Al lado de mi colegio había un callejón. Como todos los callejones que se precien de llevar tal nombre, tenía aspecto lúgubre, sus paredes estaban grafiteadas y, por supuesto, no tenía salida. Ademas su suelo estaba inclinado y las tuberías desembocaban libremente en él, por lo cual solía estar permanentemente encharcado y lo recuerdo plagado de lagartijas enormes.
Ese callejón solían frecuentarlo los que para mí eran los "chicos malos". De hecho, callejón y vándalo eran dos conceptos para mi inseparables, tanto que no sabía si era el callejón el que había atraido a los chicos o los chicos los que habían generado a su alrededor el callejón. El caso es que ahí estaban, y los veía desde mi ventana de tercero de primaria, fumando y haciendo todo tipo de cosas prohibidas.
Yo, por supuesto, no pisaba jamás el callejón. Aquellos niños tan mayores me producían al mismo tiempo miedo, curiosidad y fascinación, envueltos siempre en olor a desobediencia y a tabaco.
Las madres advertían a sus hijos sobre el callejón y los peligros de las malas compañías. "no entres en el callejón, juega con los niños de la plaza" y en cuanto uno se acercaba un poco, su madre le llamaba la atención.
Tengo la sensación de que aún sigo siendo ese niño mojigato sentado en las escaleras de la escuela, mirando con asombro, con ganas y con incredulidad a los otros osados. Tengo la sensación de que toda mi vida me han estado gritando una y otra vez ¡no entres en el callejón!

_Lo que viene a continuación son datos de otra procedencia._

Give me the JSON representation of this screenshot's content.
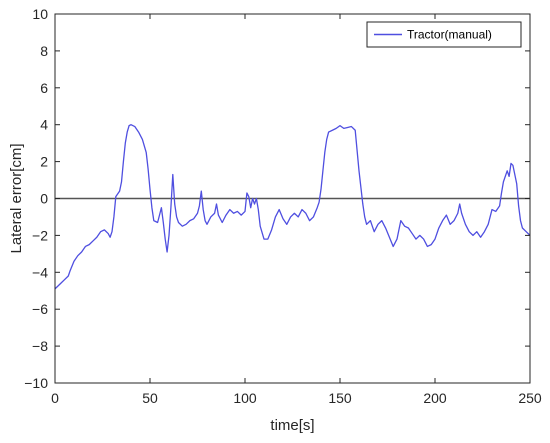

Me lo han gritado mis padres, mis profesores, mis amigos. Cada uno de los saludos que he cruzado con un vecino ha sido un grito de advertencia y de prohibición. ¡No entres en el callejón! Cada examen, cada nota, cada cifra. Cada comparación, cada enhorabuena, cada cena navideña. Detrás de todos los parabienes permanece siempre latente un: y no se te ocurra cambiar y no se te ocurra cejar y no se te ocurra dejar de ser quién nosotros creemos que eres, quien todos esperamos que seas, quien debes, sin duda alguna, ser.
Y aquí me han conducido mis pasos. Siempre lejos de la vereda prohibida. Contemplándola siempre desde lejos. Teorizando la rebeldía y cantando a la insumisión desde un asqueroso parapeto intelectual. En mi vida real me mantengo fiel a la lógica social que tanto critico en el espejismo cobarde que me ofrece mi cerebro. Porque tengo pavor de dar un paso fuera de ella, de acercarme al callejón al que nunca he entrado. Porque yo me defino a mi mismo a partir de los demás y de mis relaciones con ellos. Y ellos me han encadenado. Me han atado con las enredaderas del hábito.
Esta noche, liberado por un instante de la pesada carga que soy yo mismo, me paro a contemplar. A un lado, el callejón de mi subconsciente: oscuro, húmedo, tentador. Al otro lado un ordenado bulevar con edificios grises a los lados y civilizados árboles verdes en el centro.
Me pregunto cuál es en verdad el que no tiene salida.
Qué más te da si trajino
si tuerzo el camino
si le meto al vino.
Qué más da si me orino
en este destino
para el que he nacido.
posdata: mi madre no era de las que advertía sobre el callejón. lo único que me pedía es que fuera verdadero, real y sincero. Es decir, auténtico. Ese es el mayor regalo que me han hecho y no sé si le he prestado suficiente atención.